The Vicious Cycle of Food and Sleep
The future, my mom used to say, belongs to those who wake up early. L’avenir appartient à ceux qui se lèvent tôt. She’d say this as we drove to early ice skating practices on those cold winter mornings growing up in Quebec. As it turns out, science may be proving her right — though perhaps not in exactly the way she thought.
I am a researcher who specializes in understanding the links between diet, sleep and health. Up until around 2014, my lab focused on examining how too little sleep affects obesity. Our work showed that reducing sleep by about four hours per night, for four nights, led to an increase in eating, amounting to about 300 calories per day (the equivalent of one McDonald’s cheeseburger). The cause, we found, is increased activity in the reward centers of the brain specific to food, along with alterations in hormones that control feelings of fullness. In other words, people who sleep less feel hungrier, and tend to crave foods that are high in sugar and fat.
Then, in 2014, the US Dietary Guidelines Advisory Committee — the group of scientists that makes recommendations about what Americans should eat to be healthy — reached out to me to ask the opposite question: How does diet affect sleep? This was an intriguing question.
It’s also a very important one. About 35 percent of Americans get less than the recommended minimum of seven hours of sleep per night; 10 percent to 30 percent suffer from a sleep disorder like insomnia or sleep apnea. Sleeping too little and sleep disorders have been associated with a host of problems ranging from psychological conditions to chronic diseases such as type 2 diabetes and cardiovascular disease.
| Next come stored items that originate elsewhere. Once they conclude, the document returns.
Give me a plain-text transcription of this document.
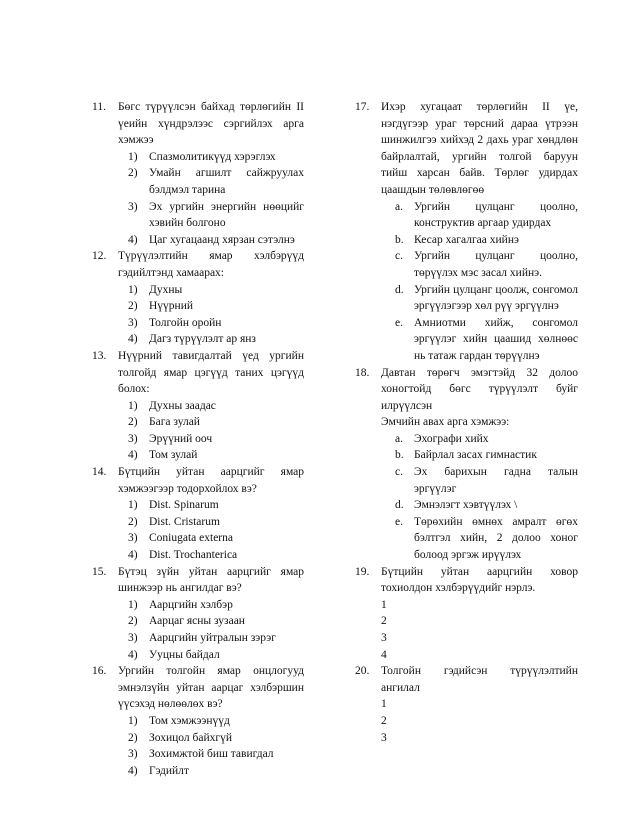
11.	Бөгс түрүүлсэн байхад төрлөгийн II үеийн хүндрэлээс сэргийлэх арга хэмжээ
1) Спазмолитикүүд хэрэглэх
2) Умайн агшилт сайжруулах бэлдмэл тарина
3) Эх ургийн энергийн нөөцийг хэвийн болгоно
4) Цаг хугацаанд хярзан сэтэлнэ
12.	Түрүүлэлтийн ямар хэлбэрүүд гэдийлтэнд хамаарах:
1) Духны
2) Нүүрний
3) Толгойн оройн
4) Дагз түрүүлэлт ар янз
13.	Нүүрний тавигдалтай үед ургийн толгойд ямар цэгүүд таних цэгүүд болох:
1) Духны заадас
2) Бага зулай
3) Эрүүний ооч
4) Том зулай
14.	Бүтцийн уйтан аарцгийг ямар хэмжээгээр тодорхойлох вэ?
1) Dist. Spinarum
2) Dist. Cristarum
3) Coniugata externa
4) Dist. Trochanterica
15.	Бүтэц зүйн уйтан аарцгийг ямар шинжээр нь ангилдаг вэ?
1) Аарцгийн хэлбэр
2) Аарцаг ясны зузаан
3) Аарцгийн уйтралын зэрэг
4) Ууцны байдал
16.	Ургийн толгойн ямар онцлогууд эмнэлзүйн уйтан аарцаг хэлбэршин үүсэхэд нөлөөлөх вэ?
1) Том хэмжээнүүд
2) Зохицол байхгүй
3) Зохимжтой биш тавигдал
4) Гэдийлт
17.	Ихэр хугацаат төрлөгийн II үе, нэгдүгээр ураг төрсний дараа үтрээн шинжилгээ хийхэд 2 дахь ураг хөндлөн байрлалтай, ургийн толгой баруун тийш харсан байв. Төрлөг удирдах цаашдын төлөвлөгөө
a. Ургийн цулцанг цоолно, конструктив аргаар удирдах
b. Кесар хагалгаа хийнэ
c. Ургийн цулцанг цоолно, төрүүлэх мэс засал хийнэ.
d. Ургийн цулцанг цоолж, сонгомол эргүүлэгээр хөл рүү эргүүлнэ
e. Амниотми хийж, сонгомол эргүүлэг хийн цаашид хөлнөөс нь татаж гардан төрүүлнэ
18.	Давтан төрөгч эмэгтэйд 32 долоо хоногтойд бөгс түрүүлэлт буйг илрүүлсэн
Эмчийн авах арга хэмжээ:
a. Эхографи хийх
b. Байрлал засах гимнастик
c. Эх барихын гадна талын эргүүлэг
d. Эмнэлэгт хэвтүүлэх \
e. Төрөхийн өмнөх амралт өгөх бэлтгэл хийн, 2 долоо хоног болоод эргэж ирүүлэх
19.	Бүтцийн уйтан аарцгийн ховор тохиолдон хэлбэрүүдийг нэрлэ.
1
2
3
4
20.	Толгойн гэдийсэн түрүүлэлтийн ангилал
1
2
3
But getting more and better sleep isn’t always just a matter of going to bed earlier: It turns out that diet is an under-recognized contributor to good or bad sleep.
Usually, people can pinpoint food or beverage triggers that contribute to bad sleep: Drinking coffee too late in the day or having a large meal too close to bedtime are two obvious ones that can interfere with sleep. What is less noticeable is how healthy choices made throughout the day can have a positive influence on slumber.
Our studies over the past seven years have shown that eating more fiber and less saturated fat and sugar during the day results in deeper, less disturbed sleep at night. It may be particularly helpful to eat a Mediterranean-type diet rich in fruits and vegetables, legumes, nuts, whole grains and olive oil, and low in red and processed meat and whole-fat dairy. In our research, those who followed this diet were 1.4 times more likely to have good night’s sleep and 35 percent less likely to have insomnia.
Why? It’s partly because protein-rich foods such as nuts and seeds, fish, poultry and eggs contain tryptophan, an amino acid from which the sleep-regulating hormone melatonin is produced in the brain. Other foods — including tomatoes, pineapple, tart cherries, bananas, apples, vegetable oils, nuts and animal products — contain melatonin itself. In plants, melatonin serves as an antioxidant to prevent damage, while in animals it serves to regulate their sleep (much as it does in humans). Eating such melatonin-rich foods may also boost your own melatonin levels, although research on this is sparse.
Our work suggests that the effects of diet on sleep can be as powerful, or maybe more powerful, than mindfulness practices (increasing awareness and acceptance of one’s thoughts and feelings, through meditation for example) or melatonin supplementation through pills. Studies show that melatonin supplements on average reduce the time to fall asleep by four minutes; in one of our studies, eating a healthy diet reduced time to fall asleep by about 12 minutes, and the overall sleep quality was better.
In the end, bad sleep and poor diet can be a vicious cycle: Lack of sleep leads to poor dietary choices, which in turn causes low quality sleep. But we can interrupt this cycle and turn it around. Eating well throughout the day could produce sounder, more restful sleep — which, in turn, could contribute to making better food choices.
Interestingly, this may be easier to achieve for early birds. People who consider themselves night owls — feeling their best late in the day rather than early — tend, on average, to eat less plant protein, fruits and vegetables. This evening preference is also associated (again, on average) with greater rates of illness and earlier death.
So perhaps the future does belong to those who wake up early after all.
Marie-Pierre St-Onge is a nutrition scientist and the director of the Sleep Center of Excellence at Columbia University.